Concordant and discordant gene expression patterns in mouse strains identify best-fit animal model for human tuberculosis (Domaszewska et al. 2017)

In addition, to better appreciate the similarity of the results for 5 and 10 samples, on the other panel of the same figure I will throw another comparison into the mix: again with 10 samples per group, but this time COVID-19 patients vs non-viral controls.

Code
#|

# cutoff threshold for disco score
dthr <- 20

# calculate disco scores
res_m <- res_m |>
  mutate(disco_5_10 = log2FC_5 * log2FC_10 * abs(log10(pval_5) + log10(pval_10)),
         disco_5_10_covid = log2FC_5 * log2FC_10_covid * abs(log10(pval_5) + log10(pval_10_covid))) |>
  mutate(disco_5_10 = ifelse(abs(disco_5_10) > dthr, sign(disco_5_10) * dthr, disco_5_10),
         disco_5_10_covid = ifelse(abs(disco_5_10_covid) > dthr, sign(disco_5_10_covid) * dthr, disco_5_10_covid))

p1 <- ggplot(res_m, aes(x = log2FC_5, y = log2FC_10, color = disco_5_10)) +
  geom_point(alpha = 0.3) +
  scale_color_gradient2(low = "blue", mid = "grey", high = "red", midpoint = 0) +
  xlab("log2 fold change (5 samples / group)") +
  ylab("log2 fold change (10 samples / group)") +
  theme_minimal() +
  ggtitle("5 samples vs 10 samples") +
  theme(legend.position = "none") +
  xlim(c(-6, 6)) + ylim(c(-6, 6)) +
  geom_abline(slope = 1, intercept = 0, linetype = "dashed", color = "black")
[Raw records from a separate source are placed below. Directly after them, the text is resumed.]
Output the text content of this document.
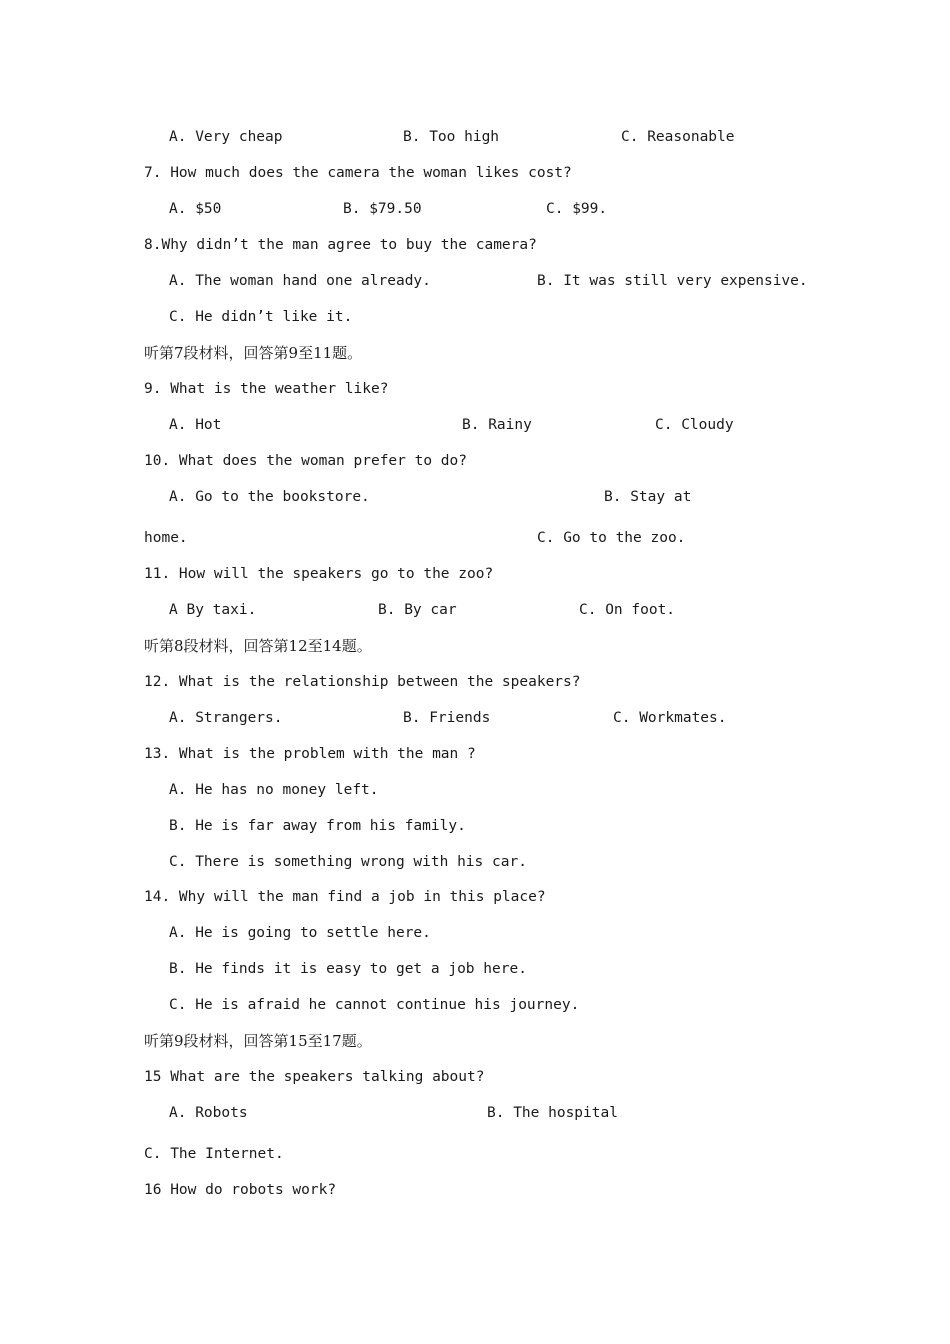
A. Very cheap	B. Too high	C. Reasonable
7. How much does the camera the woman likes cost?
A. $50	B. $79.50	C. $99.
8.Why didn’t the man agree to buy the camera?
A. The woman hand one already.	B. It was still very expensive.
C. He didn’t like it.
听第7段材料，回答第9至11题。
9. What is the weather like?
A. Hot	B. Rainy	C. Cloudy
10. What does the woman prefer to do?
A. Go to the bookstore.	B. Stay at
home.	C. Go to the zoo.
11. How will the speakers go to the zoo?
A By taxi.	B. By car	C. On foot.
听第8段材料，回答第12至14题。
12. What is the relationship between the speakers?
A. Strangers.	B. Friends	C. Workmates.
13. What is the problem with the man ?
A. He has no money left.
B. He is far away from his family.
C. There is something wrong with his car.
14. Why will the man find a job in this place?
A. He is going to settle here.
B. He finds it is easy to get a job here.
C. He is afraid he cannot continue his journey.
听第9段材料，回答第15至17题。
15 What are the speakers talking about?
A. Robots	B. The hospital
C. The Internet.
16 How do robots work?
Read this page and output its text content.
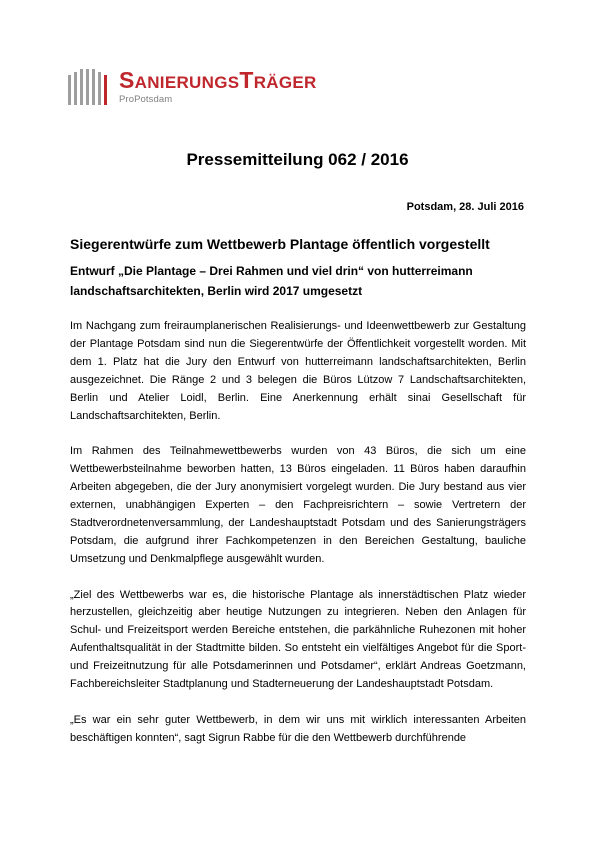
SANIERUNGSTRÄGER
ProPotsdam
Pressemitteilung 062 / 2016
Potsdam, 28. Juli 2016
Siegerentwürfe zum Wettbewerb Plantage öffentlich vorgestellt
Entwurf „Die Plantage – Drei Rahmen und viel drin“ von hutterreimann landschaftsarchitekten, Berlin wird 2017 umgesetzt

Im Nachgang zum freiraumplanerischen Realisierungs- und Ideenwettbewerb zur Gestaltung der Plantage Potsdam sind nun die Siegerentwürfe der Öffentlichkeit vorgestellt worden. Mit dem 1. Platz hat die Jury den Entwurf von hutterreimann landschaftsarchitekten, Berlin ausgezeichnet. Die Ränge 2 und 3 belegen die Büros Lützow 7 Landschaftsarchitekten, Berlin und Atelier Loidl, Berlin. Eine Anerkennung erhält sinai Gesellschaft für Landschaftsarchitekten, Berlin.

Im Rahmen des Teilnahmewettbewerbs wurden von 43 Büros, die sich um eine Wettbewerbsteilnahme beworben hatten, 13 Büros eingeladen. 11 Büros haben daraufhin Arbeiten abgegeben, die der Jury anonymisiert vorgelegt wurden. Die Jury bestand aus vier externen, unabhängigen Experten – den Fachpreisrichtern – sowie Vertretern der Stadtverordnetenversammlung, der Landeshauptstadt Potsdam und des Sanierungsträgers Potsdam, die aufgrund ihrer Fachkompetenzen in den Bereichen Gestaltung, bauliche Umsetzung und Denkmalpflege ausgewählt wurden.

„Ziel des Wettbewerbs war es, die historische Plantage als innerstädtischen Platz wieder herzustellen, gleichzeitig aber heutige Nutzungen zu integrieren. Neben den Anlagen für Schul- und Freizeitsport werden Bereiche entstehen, die parkähnliche Ruhezonen mit hoher Aufenthaltsqualität in der Stadtmitte bilden. So entsteht ein vielfältiges Angebot für die Sport- und Freizeitnutzung für alle Potsdamerinnen und Potsdamer“, erklärt Andreas Goetzmann, Fachbereichsleiter Stadtplanung und Stadterneuerung der Landeshauptstadt Potsdam.

„Es war ein sehr guter Wettbewerb, in dem wir uns mit wirklich interessanten Arbeiten beschäftigen konnten“, sagt Sigrun Rabbe für die den Wettbewerb durchführende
p2 <- ggplot(res_m, aes(x = log2FC_10, y = log2FC_10_covid, color = disco_5_10_covid)) +
  geom_point(alpha = 0.3) +
  scale_color_gradient2(low = "blue", mid = "grey", high = "red", midpoint = 0) +
  xlab("log2 fold change (10 samples / group, non-COVID vs no)") +
  ylab("log2 fold change (10 samples / group, COVID vs no)") +
  theme_minimal() +
  ggtitle("COVID19 patients or non-COVID19 patients compared with no virus controls") +
  theme(legend.position = "none") +
  xlim(c(-6, 6)) + ylim(c(-6, 6)) +
  geom_abline(slope = 1, intercept = 0, linetype = "dashed", color = "black")

plot_grid(p1, p2, ncol = 2)
Figure 3.2: Disco plots comparing log2 fold changes. Left: comparison of 5 samples per group vs 10 samples per group for non-COVID viral infection vs non-viral controls. Right: comparison of 10 samples per group for COVID viral infection vs non-viral controls.

As you can see, the results obtained for 5 and 10 samples per group are basically identical (Pearson’s \(r\) is 0.88). On the other hand, it is clear that the comparison of COVID-19 with non-viral disease, while similar, yields different results (Pearson’s \(r\) is 0.74).